Entomoculture : l’insecte vu comme aliment

Entomoculture : l’insecte vu comme aliment

L’univers des insectes, en plus de fournir des sujets d’étude à l’entomologiste, constitue un véritable puit de ressources dans des domaines divers : traitement biologique des matières organiques, source de protéines pour l’alimentation animale, et épicerie d’ingrédients pour la cuisine humaine. Depuis quelques années, ce dernier domaine est de plus en plus sous les feux des projecteurs…

Insectes dans un marché en Thaïlande (Source : Google)

Cet intérêt a sa logique : d’un point de vue zootechnique et environnementale, l’élevage d’insectes (entomoculture) pour l’alimentation humaine a de quoi séduire. En effet, d’après le rapport de la FAO (Food and Agriculture Organization) de 2013, il nécessitera beaucoup moins d’intrants que les autres animaux : pour produite 1kg de grillons, on aurait besoin de 1,7kg de nourriture, contre 2,5kg pour les volailles, 5kg pour les porcs et 10kg pour les vaches (1). De plus, d’après ce même rapport, les vers de farine (Tenebrio molitor), les criquets et les grillons émettraient 10 fois moins de gaz à effet de serre et de nitrates par kilogramme de biomasse produite que le porc, et 25 fois moins que la vache.

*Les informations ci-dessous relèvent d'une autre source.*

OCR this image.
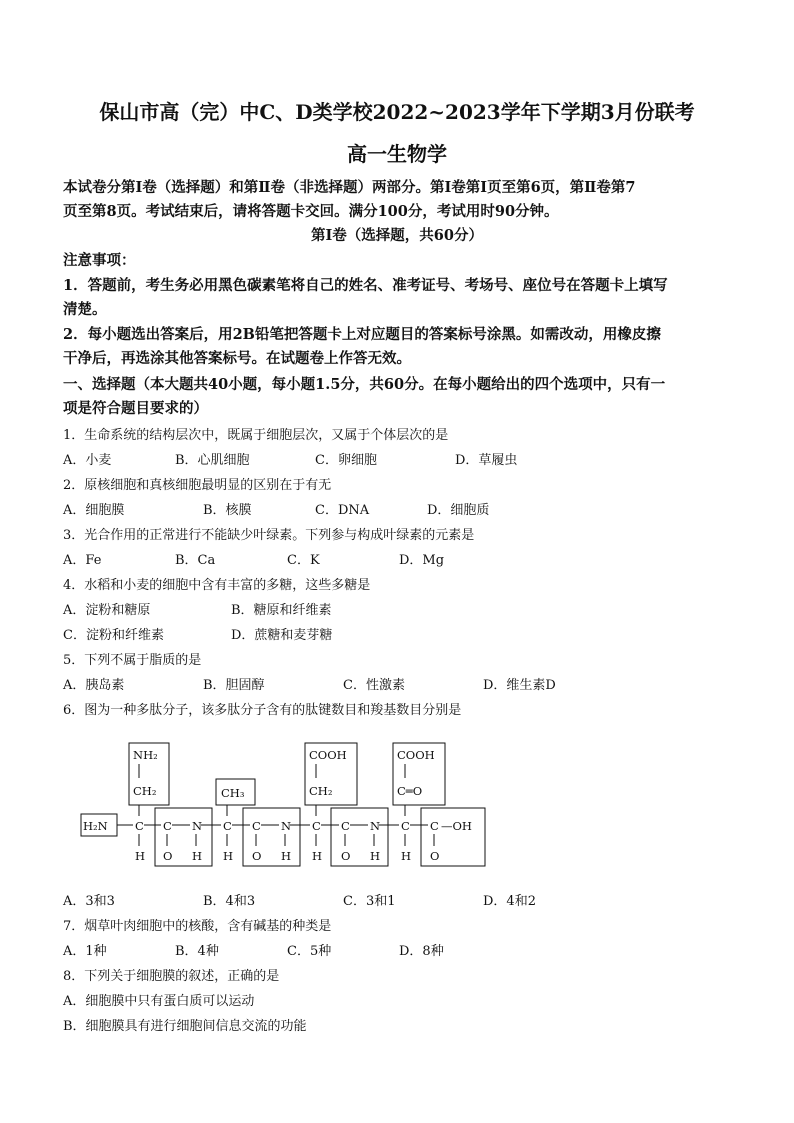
保山市高（完）中C、D类学校2022~2023学年下学期3月份联考
高一生物学
本试卷分第Ⅰ卷（选择题）和第Ⅱ卷（非选择题）两部分。第Ⅰ卷第Ⅰ页至第6页，第Ⅱ卷第7
页至第8页。考试结束后，请将答题卡交回。满分100分，考试用时90分钟。
第Ⅰ卷（选择题，共60分）
注意事项：
1．答题前，考生务必用黑色碳素笔将自己的姓名、准考证号、考场号、座位号在答题卡上填写
清楚。
2．每小题选出答案后，用2B铅笔把答题卡上对应题目的答案标号涂黑。如需改动，用橡皮擦
干净后，再选涂其他答案标号。在试题卷上作答无效。
一、选择题（本大题共40小题，每小题1.5分，共60分。在每小题给出的四个选项中，只有一
项是符合题目要求的）
1．生命系统的结构层次中，既属于细胞层次，又属于个体层次的是
A．小麦	B．心肌细胞	C．卵细胞	D．草履虫
2．原核细胞和真核细胞最明显的区别在于有无
A．细胞膜	B．核膜	C．DNA	D．细胞质
3．光合作用的正常进行不能缺少叶绿素。下列参与构成叶绿素的元素是
A．Fe	B．Ca	C．K	D．Mg
4．水稻和小麦的细胞中含有丰富的多糖，这些多糖是
A．淀粉和糖原	B．糖原和纤维素
C．淀粉和纤维素	D．蔗糖和麦芽糖
5．下列不属于脂质的是
A．胰岛素	B．胆固醇	C．性激素	D．维生素D
6．图为一种多肽分子，该多肽分子含有的肽键数目和羧基数目分别是
H₂N C C N C C N C C N C C —OH
H O H H O H H O H H O
NH₂
CH₂	CH₃
COOH
CH₂
COOH
C═O
A．3和3	B．4和3	C．3和1	D．4和2
7．烟草叶肉细胞中的核酸，含有碱基的种类是
A．1种	B．4种	C．5种	D．8种
8．下列关于细胞膜的叙述，正确的是
A．细胞膜中只有蛋白质可以运动
B．细胞膜具有进行细胞间信息交流的功能
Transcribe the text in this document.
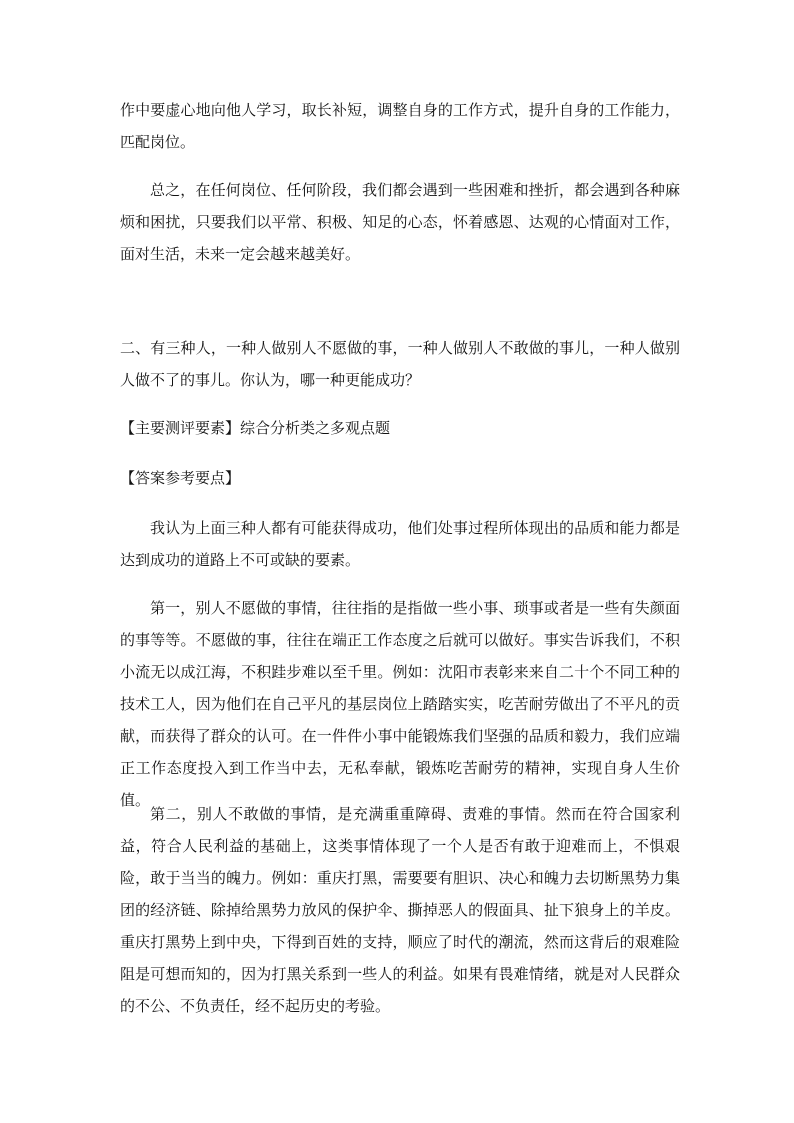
作中要虚心地向他人学习，取长补短，调整自身的工作方式，提升自身的工作能力，匹配岗位。

总之，在任何岗位、任何阶段，我们都会遇到一些困难和挫折，都会遇到各种麻烦和困扰，只要我们以平常、积极、知足的心态，怀着感恩、达观的心情面对工作，面对生活，未来一定会越来越美好。

二、有三种人，一种人做别人不愿做的事，一种人做别人不敢做的事儿，一种人做别人做不了的事儿。你认为，哪一种更能成功？

【主要测评要素】综合分析类之多观点题

【答案参考要点】

我认为上面三种人都有可能获得成功，他们处事过程所体现出的品质和能力都是达到成功的道路上不可或缺的要素。

第一，别人不愿做的事情，往往指的是指做一些小事、琐事或者是一些有失颜面的事等等。不愿做的事，往往在端正工作态度之后就可以做好。事实告诉我们，不积小流无以成江海，不积跬步难以至千里。例如：沈阳市表彰来来自二十个不同工种的技术工人，因为他们在自己平凡的基层岗位上踏踏实实，吃苦耐劳做出了不平凡的贡献，而获得了群众的认可。在一件件小事中能锻炼我们坚强的品质和毅力，我们应端正工作态度投入到工作当中去，无私奉献，锻炼吃苦耐劳的精神，实现自身人生价值。

第二，别人不敢做的事情，是充满重重障碍、责难的事情。然而在符合国家利益，符合人民利益的基础上，这类事情体现了一个人是否有敢于迎难而上，不惧艰险，敢于当当的魄力。例如：重庆打黑，需要要有胆识、决心和魄力去切断黑势力集团的经济链、除掉给黑势力放风的保护伞、撕掉恶人的假面具、扯下狼身上的羊皮。重庆打黑势上到中央，下得到百姓的支持，顺应了时代的潮流，然而这背后的艰难险阻是可想而知的，因为打黑关系到一些人的利益。如果有畏难情绪，就是对人民群众的不公、不负责任，经不起历史的考验。
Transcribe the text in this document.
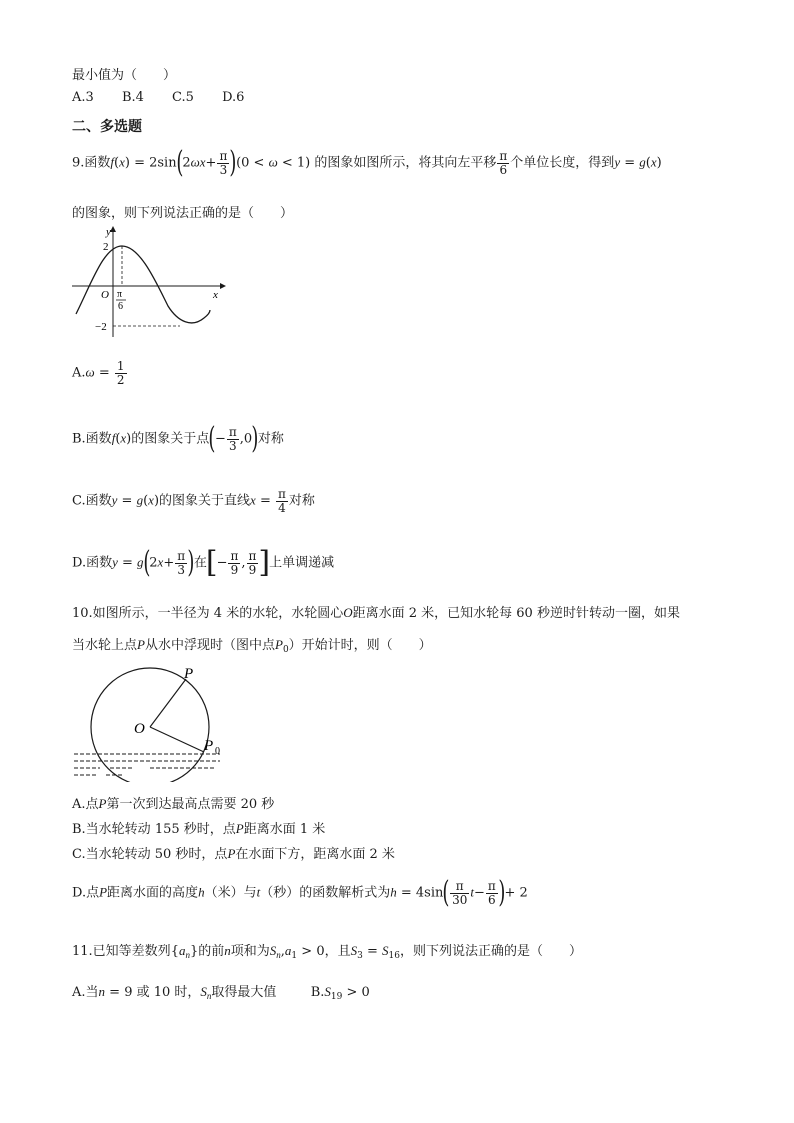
最小值为（　　）
A.3 B.4 C.5 D.6
二、多选题
9.函数$f(x) = 2\sin(2\omega x+ \frac{\pi}{3} )(0 < \omega < 1)$ 的图象如图所示，将其向左平移 $\frac{\pi}{6}$ 个单位长度，得到y = g(x)
的图象，则下列说法正确的是（　　）
y
x
O
2
−2
π
6
$A.\omega = \frac{1}{2}$
B.函数f(x)的图象关于点(− $\frac{\pi}{3} ,0$)对称
C.函数y = g(x)的图象关于直线$x = \frac{\pi}{4}$ 对称
D.函数$y = g(2x+ \frac{\pi}{3}$ )在[− $\frac{\pi}{9}$ , $\frac{\pi}{9}$ ]上单调递减
10.如图所示，一半径为 4 米的水轮，水轮圆心O距离水面 2 米，已知水轮每 60 秒逆时针转动一圈，如果
当水轮上点P从水中浮现时（图中点$P_0$）开始计时，则（　　）
P
O
P 0
A.点P第一次到达最高点需要 20 秒
B.当水轮转动 155 秒时，点P距离水面 1 米
C.当水轮转动 50 秒时，点P在水面下方，距离水面 2 米
D.点P距离水面的高度h（米）与t（秒）的函数解析式为$h = 4\sin( \frac{\pi}{30} t- \frac{\pi}{6}$ )+ 2
11.已知等差数列$\{a_n\}$的前n项和为$S_n,a_1 > 0$，且$S_3 = S_{16}$，则下列说法正确的是（　　）
A.当n = 9 或 10 时，$S_n$取得最大值	$B.S_{19} > 0$
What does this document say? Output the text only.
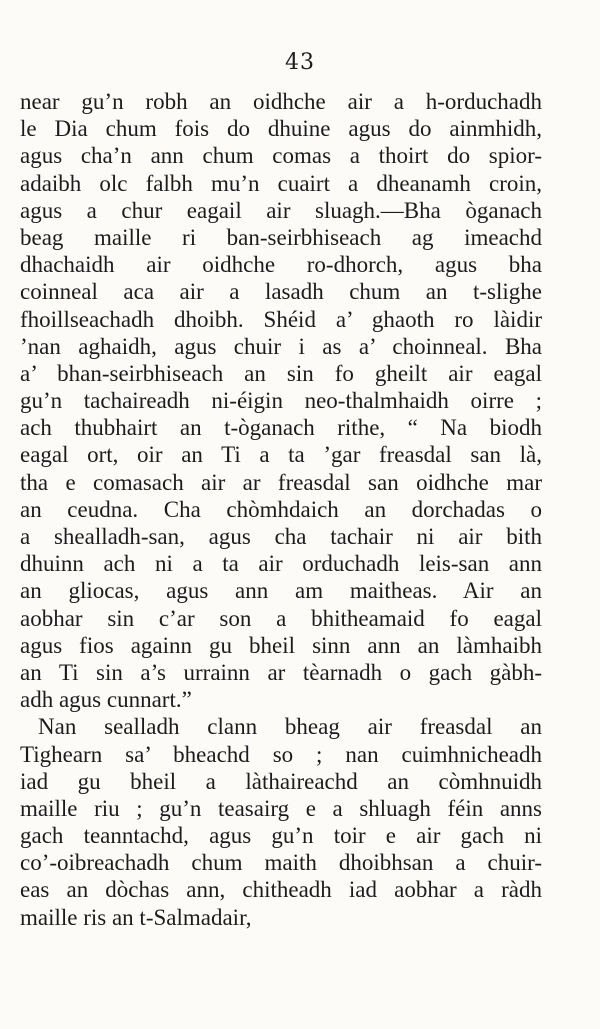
43
near gu’n robh an oidhche air a h-orduchadh
le Dia chum fois do dhuine agus do ainmhidh,
agus cha’n ann chum comas a thoirt do spior-
adaibh olc falbh mu’n cuairt a dheanamh croin,
agus a chur eagail air sluagh.—Bha òganach
beag maille ri ban-seirbhiseach ag imeachd
dhachaidh air oidhche ro-dhorch, agus bha
coinneal aca air a lasadh chum an t-slighe
fhoillseachadh dhoibh. Shéid a’ ghaoth ro làidir
’nan aghaidh, agus chuir i as a’ choinneal. Bha
a’ bhan-seirbhiseach an sin fo gheilt air eagal
gu’n tachaireadh ni-éigin neo-thalmhaidh oirre ;
ach thubhairt an t-òganach rithe, “ Na biodh
eagal ort, oir an Ti a ta ’gar freasdal san là,
tha e comasach air ar freasdal san oidhche mar
an ceudna. Cha chòmhdaich an dorchadas o
a shealladh-san, agus cha tachair ni air bith
dhuinn ach ni a ta air orduchadh leis-san ann
an gliocas, agus ann am maitheas. Air an
aobhar sin c’ar son a bhitheamaid fo eagal
agus fios againn gu bheil sinn ann an làmhaibh
an Ti sin a’s urrainn ar tèarnadh o gach gàbh-
adh agus cunnart.”
Nan sealladh clann bheag air freasdal an
Tighearn sa’ bheachd so ; nan cuimhnicheadh
iad gu bheil a làthaireachd an còmhnuidh
maille riu ; gu’n teasairg e a shluagh féin anns
gach teanntachd, agus gu’n toir e air gach ni
co’-oibreachadh chum maith dhoibhsan a chuir-
eas an dòchas ann, chitheadh iad aobhar a ràdh
maille ris an t-Salmadair,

Enfin, ces espèces d’insectes vivent naturellement en populations à forte densité : il serait donc possible d’en élever de très grandes quantités hors sol sur une petite surface – pourquoi pas en milieu urbain – tout en leur assurant des conditions de vie respecterant leur bien-être.

D’un point de vue nutritionnel, consommer des insectes serait également cohérent : des analyses portant sur six espèces : grillon (Acheta domestica), couvain d’abeille, ver de farine (Tenebrio molitor), chenille mopane (Gonimbrasia belina), ver du palmier (Rhynchophorus ferrugineus) et ver à soie (Bombyx mori), ont montré qu’elles constitueraient des substituts intéressants à la viande. En effet, même si les valeurs nutritionnelles varient beaucoup d’une espèce à une autre, le modèle Ofcom, utilisé en Grande-Bretagne pour noter le caractère sain des aliments, a jugé ces espèces équivalentes au boeuf et au poulet d’un point de vue santé. Le système NVS (Nutrition Value Score) attribue même à ces insectes une meilleure note que la viande dans des contextes de sous-nutrition (2).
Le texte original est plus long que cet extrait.